Chinese scientists have cloned three “super cows” that are able to produce 18,000 liters of milk per year and over 100,000 liters of milk in their lifetimes. The cloned cows may help reduce China’s dependency on imported dairy cows. The milk produced is no different from that produced by the clone’s originals and once the cloned calves reach two years of age, they can start producing milk for the market.

The scientists from the Northwest University of Agricultural and Forestry Science and Technology used the same technique that was used to create Dolly the sheep, the world’s first cloned mammal, known as somatic cell nuclear transfer. This involved taking somatic cells from the ears of highly productive Dutch Holstein Frisian cattle and placing them in surrogate cows.

Project lead scientist, Mr.
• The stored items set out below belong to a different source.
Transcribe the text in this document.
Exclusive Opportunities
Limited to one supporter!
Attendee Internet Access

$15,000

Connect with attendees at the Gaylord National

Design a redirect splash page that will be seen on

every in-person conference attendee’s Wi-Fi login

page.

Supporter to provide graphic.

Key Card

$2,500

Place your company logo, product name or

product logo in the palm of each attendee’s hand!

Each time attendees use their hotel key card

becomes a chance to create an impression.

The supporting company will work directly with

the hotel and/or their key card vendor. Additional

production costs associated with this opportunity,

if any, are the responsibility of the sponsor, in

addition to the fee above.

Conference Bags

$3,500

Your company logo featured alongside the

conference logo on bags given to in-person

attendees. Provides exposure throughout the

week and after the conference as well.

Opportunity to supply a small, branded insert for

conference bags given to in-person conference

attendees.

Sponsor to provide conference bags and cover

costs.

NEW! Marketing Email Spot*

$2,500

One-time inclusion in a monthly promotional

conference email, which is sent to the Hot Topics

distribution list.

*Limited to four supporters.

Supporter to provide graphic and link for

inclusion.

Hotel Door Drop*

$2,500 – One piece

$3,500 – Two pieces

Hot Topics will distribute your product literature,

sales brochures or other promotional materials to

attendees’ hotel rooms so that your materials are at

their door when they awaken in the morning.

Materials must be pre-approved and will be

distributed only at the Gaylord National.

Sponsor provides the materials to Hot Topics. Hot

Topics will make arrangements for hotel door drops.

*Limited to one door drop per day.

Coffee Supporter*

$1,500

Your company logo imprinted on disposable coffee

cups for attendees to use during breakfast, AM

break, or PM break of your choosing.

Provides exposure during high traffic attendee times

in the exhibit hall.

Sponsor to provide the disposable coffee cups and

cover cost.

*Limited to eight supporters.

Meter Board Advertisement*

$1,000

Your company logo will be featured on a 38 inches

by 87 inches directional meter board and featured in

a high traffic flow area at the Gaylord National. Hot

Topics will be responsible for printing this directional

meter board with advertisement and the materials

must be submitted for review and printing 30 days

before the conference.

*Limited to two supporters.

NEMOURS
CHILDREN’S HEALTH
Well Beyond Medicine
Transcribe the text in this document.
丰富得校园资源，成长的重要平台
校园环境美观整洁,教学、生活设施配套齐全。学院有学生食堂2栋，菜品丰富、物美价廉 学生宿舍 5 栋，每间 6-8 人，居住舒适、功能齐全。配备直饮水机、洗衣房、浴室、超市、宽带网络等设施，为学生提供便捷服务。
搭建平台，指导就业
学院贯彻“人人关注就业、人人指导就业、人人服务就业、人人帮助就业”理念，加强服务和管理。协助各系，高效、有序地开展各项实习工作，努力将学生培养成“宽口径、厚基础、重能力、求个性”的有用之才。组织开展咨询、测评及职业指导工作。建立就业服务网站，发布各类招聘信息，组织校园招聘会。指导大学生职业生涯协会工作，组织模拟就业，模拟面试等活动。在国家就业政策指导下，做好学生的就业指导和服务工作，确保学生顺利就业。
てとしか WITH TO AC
Jin Yaping, said that cloning “super cows” would allow China to preserve its best dairy breeds and avoid the biosecurity risk presented by importing live cows from other countries. Currently, China imports around 70% of its dairy cows.

Many netizens have wondered if the milk from the cloned cows is safe to drink. In 2008, the Food and Drug Administration in the US stated that meat and milk from clones are as safe as those from conventionally bred animals. One of the scientists involved in cloning the cattle, Mr. Wang Bingke, confirmed that the milk was the same as that produced by the original cows and that there was no gene-editing involved in the process.

China has made great progress in animal cloning in recent years, including the world’s first cloned monkey in 2017 and the world’s first cloned Arctic wolf in 2022.